The rate has since fallen to 20 percent, but that’s still far higher than before the pandemic, according to quarterly surveys by the nonprofit organization.
To encourage teleworking, the government and some companies have sought to phase out personalized ink stamps to certify documents and the ubiquitous fax machine.
Often in Japan, “business has to be done in person on paper,” a habit dating back to the 1970s and 1980s when Japan’s economy was booming, said Hiroshi Ono, a human resources professor at Hitotsubashi University.
“One of the things that COVID has done is break down those barriers: the work doesn’t have to be done in the office, men can work at home,” he said.
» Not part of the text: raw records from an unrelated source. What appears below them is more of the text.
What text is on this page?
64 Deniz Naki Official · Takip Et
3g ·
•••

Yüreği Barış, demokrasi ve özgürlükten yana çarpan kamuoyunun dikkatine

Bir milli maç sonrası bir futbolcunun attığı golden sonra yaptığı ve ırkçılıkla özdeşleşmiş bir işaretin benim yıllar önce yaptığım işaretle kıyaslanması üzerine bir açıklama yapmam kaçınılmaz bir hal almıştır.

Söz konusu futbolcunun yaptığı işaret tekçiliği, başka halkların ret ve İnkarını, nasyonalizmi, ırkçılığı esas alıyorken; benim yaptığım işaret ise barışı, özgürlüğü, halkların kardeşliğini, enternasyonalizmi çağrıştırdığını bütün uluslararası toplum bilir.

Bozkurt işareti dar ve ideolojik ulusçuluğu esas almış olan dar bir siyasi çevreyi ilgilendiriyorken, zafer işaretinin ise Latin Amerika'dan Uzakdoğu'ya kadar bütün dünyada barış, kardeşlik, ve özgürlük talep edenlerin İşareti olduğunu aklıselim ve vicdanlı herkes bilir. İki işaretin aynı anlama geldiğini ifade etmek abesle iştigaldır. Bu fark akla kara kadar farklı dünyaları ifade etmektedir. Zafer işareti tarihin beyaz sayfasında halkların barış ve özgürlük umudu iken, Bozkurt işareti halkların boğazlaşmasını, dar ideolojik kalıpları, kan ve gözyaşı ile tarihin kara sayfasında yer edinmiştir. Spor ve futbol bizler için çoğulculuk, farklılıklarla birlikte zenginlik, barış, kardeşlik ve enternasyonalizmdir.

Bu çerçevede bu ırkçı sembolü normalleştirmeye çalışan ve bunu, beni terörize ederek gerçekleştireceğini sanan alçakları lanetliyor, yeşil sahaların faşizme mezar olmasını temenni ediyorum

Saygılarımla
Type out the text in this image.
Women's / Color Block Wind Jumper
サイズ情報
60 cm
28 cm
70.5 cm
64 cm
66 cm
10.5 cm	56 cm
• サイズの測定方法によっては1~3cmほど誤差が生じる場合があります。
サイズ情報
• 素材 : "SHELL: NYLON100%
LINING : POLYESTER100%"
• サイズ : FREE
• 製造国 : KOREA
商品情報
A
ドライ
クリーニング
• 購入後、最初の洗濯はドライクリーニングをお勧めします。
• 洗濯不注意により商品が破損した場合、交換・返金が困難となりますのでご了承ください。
Organizations are realizing that new ways of working can be more efficient, he added.
“Before COVID, it was so important for employees to show they were working hard rather than actually getting results.”
‘NEW BALANCE’
Elsewhere, too, people are fleeing the big city.
A record number of corporate headquarters moved out of Tokyo last year, according to the Teikoku database.
The population has also declined for the first time in 26 years.
Among those raising the sticks are Kazuki and Shizuka Kimura, who left their cramped Tokyo apartment for a custom-built home near the sea.
The couple now do most of their communications and marketing jobs from Fujisawa, southwest of the capital, after struggling to work from home in Tokyo.
“It was really COVID that made us make this decision,” said Kazuki Kimura, who used to look for other places to meet — at his parents’ house or in coffee shops, home-work boxes set up in train stations, and even karaoke stands.
“Sometimes you could hear singing from the booth next door,” which made it difficult to concentrate, said the 33-year-old, who is now learning to surf.
Shizuka Kimura, 29, said she thinks “more and more people are now prioritizing their well-being over their work,” but wondered how quickly things would change on a broader scale.
That concern is shared by Hiromi Murata, global research center manager and senior chief researcher at Recruit Works Institute, who said smaller companies may be slower to adapt to new work styles than big firms like Hitachi, Panasonic Holdings Corp, or telecom giant Nippon Telegraph and Telephone Company
Remote work can also pose a problem for training new hires because “you learn on the job,” Murata said. “It used to be so important to meet in the office…every company has to find a new balance in its own way and at its own time.”